Trump’s Russian Loyalty Showing

Like ancient Greek tragedies in which great criminal figures’ flaws include an almost irresistible penchant for self-incrimination, President Trump has exposed virtually the entirety of his corrupt and deeply compromised business career as a tool of the Russian Mafia by his publicly-announced “enemies list.” Look through this list to find figures that’ve blunted the influence of the Russian Mafia in the U.S. and the foreign policy and military designs of Russia under Putin.

For example, the hostile enmity between Trump and the late U.S. Senator John McCain had more to do with McCain’s special role as a U.S. elected official staunchly opposed to Putin and Russia than with anything more personal.

Upon McCain’s death last week, the official Russian state television, Rossiya, called McCain “the chief symbol of Russophobia and as the main reason Moscow’s relations with the west are so bad,” according to a report by Andrew Higgins in yesterday’s New York Times, “Someone ready to push back the dark, cynical vision of the world Putin cherishes.” In the memorial service scheduled for Saturday in Washington, D.C., at McCain’s wish, anti-Putin Russian dissident Vladimir Kara-Murza will be one of the dignitaries carrying his coffin to the front of the Washington National Cathedral, joining the likes of Joe Biden, Russ Feingold, William Cohen and Warren Beatty, according to Josh Meyer’s report in Politico.

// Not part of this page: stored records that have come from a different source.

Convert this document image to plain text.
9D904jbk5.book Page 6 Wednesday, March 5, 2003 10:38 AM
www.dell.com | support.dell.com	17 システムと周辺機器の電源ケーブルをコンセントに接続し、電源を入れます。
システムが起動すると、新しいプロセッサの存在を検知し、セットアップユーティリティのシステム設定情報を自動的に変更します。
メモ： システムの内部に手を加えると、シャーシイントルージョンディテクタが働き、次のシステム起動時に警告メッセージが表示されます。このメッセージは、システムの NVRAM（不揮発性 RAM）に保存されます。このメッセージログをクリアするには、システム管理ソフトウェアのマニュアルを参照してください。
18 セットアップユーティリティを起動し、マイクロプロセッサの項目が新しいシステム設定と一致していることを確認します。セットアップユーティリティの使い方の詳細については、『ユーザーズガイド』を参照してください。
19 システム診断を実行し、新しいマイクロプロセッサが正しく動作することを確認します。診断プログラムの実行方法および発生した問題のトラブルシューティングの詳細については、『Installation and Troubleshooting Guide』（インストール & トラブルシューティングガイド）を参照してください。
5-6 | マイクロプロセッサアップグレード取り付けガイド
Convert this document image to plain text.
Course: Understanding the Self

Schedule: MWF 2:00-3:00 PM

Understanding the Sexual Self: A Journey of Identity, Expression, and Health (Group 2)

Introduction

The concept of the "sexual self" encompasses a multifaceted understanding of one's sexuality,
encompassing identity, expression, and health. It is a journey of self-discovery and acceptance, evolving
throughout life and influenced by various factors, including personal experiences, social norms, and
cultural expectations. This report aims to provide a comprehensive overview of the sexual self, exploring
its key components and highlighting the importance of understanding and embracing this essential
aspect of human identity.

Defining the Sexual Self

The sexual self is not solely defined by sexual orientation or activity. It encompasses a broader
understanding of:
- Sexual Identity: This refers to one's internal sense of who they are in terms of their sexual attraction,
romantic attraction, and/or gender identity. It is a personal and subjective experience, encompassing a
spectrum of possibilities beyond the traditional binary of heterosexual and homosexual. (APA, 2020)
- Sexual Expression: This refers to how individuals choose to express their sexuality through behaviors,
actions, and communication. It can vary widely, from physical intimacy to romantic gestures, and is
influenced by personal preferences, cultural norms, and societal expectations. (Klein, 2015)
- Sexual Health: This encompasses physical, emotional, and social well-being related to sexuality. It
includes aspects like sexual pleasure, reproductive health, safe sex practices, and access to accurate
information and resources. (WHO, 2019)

Kara-Murza is the vice chairman of the Open Russia movement and chairman of the Boris Nemstov Foundation for Freedom who wrote an op-ed about McCain published in yesterday’s Washington Post entitled, “What McCain Got Right About Russia.” In keeping with his hostility toward McCain, Trump is equally self-revealing in his targeting of Justice Department official Bruce G. Orr, a demoted FBI agent that Trump is insisting Attorney General Sessions fire.

Orr, according to a report by Adam Goldman and Katie Benner in Tuesday’s New York Times, has been a special thorn in the side to the Russian Mafia for over three decades. A key point came in 2006, according to the report, when Orr refused to cut a deal with the infamous Russian Mafia crime boss Semion Y. Mogilevich, indicted for defrauding a U.S. company of $150 million.

Orr, according to the report, is a straight-shooter who has “made a career of supporting and facilitating important cases that targeted Russian organized crime.” Now, Orr has been dragged before a closed-door hearing limited to Republicans on the House Judiciary and House Oversight committees on Tuesday, where he was grilled for over eight hours that reportedly centered on Orr’s contacts with British Intelligence’s Christopher Steele, author of the infamous Steele Dossier. The Steele Dossier details incriminating Trump contacts with Putin and the Russians, and not a single word of it has been disproven to date.

Orr drew the personal ire of Mogilevich, the subject in a chapter of Robert I. Friedman’s 2000 book, “Red Mafiya,” entitled, “The World’s Most Dangerous Gangster.” Mogilevich reportedly lives in Moscow and is close to Putin. During the 1990s, the Red Mafiya, as a notorious Russian mob group, became “a nefarious global crime cartel,” according to Friedman, “led by the enigmatic 54-year-old Ukrainian-born Mogilevich.” He “traffics in nuclear materials, drugs, prostitutes, precious gems and stolen art,” and “his contract hit squads operate freely in the U.S. and Europe.”

Outside of Prague, Mogilevich operates a torture center where victims are savagely murdered. Run by veterans of the Afghanistan war “infamous for their brutality,” the center is where “businessmen who have balked at extortion demands, are stabbed, tortured, and mutilated before being butchered,” Friedman reported. “The carnage is so hideous that it has succeeded in frightening even the competing crime groups in the area.”

Friedman, described as “knowing more about the Russian mob in America than any journalist in the world,” was notified by the FBI in 2000 that Mogilevich had ordered a hit on Friedman with a $100,000 reward. Within three years, Friedman was dead from a rare illness. (It could have been Orr who warned Friedman at the time.)

These are the kind of people our president is now protecting. Treason doesn’t begin to describe the treachery.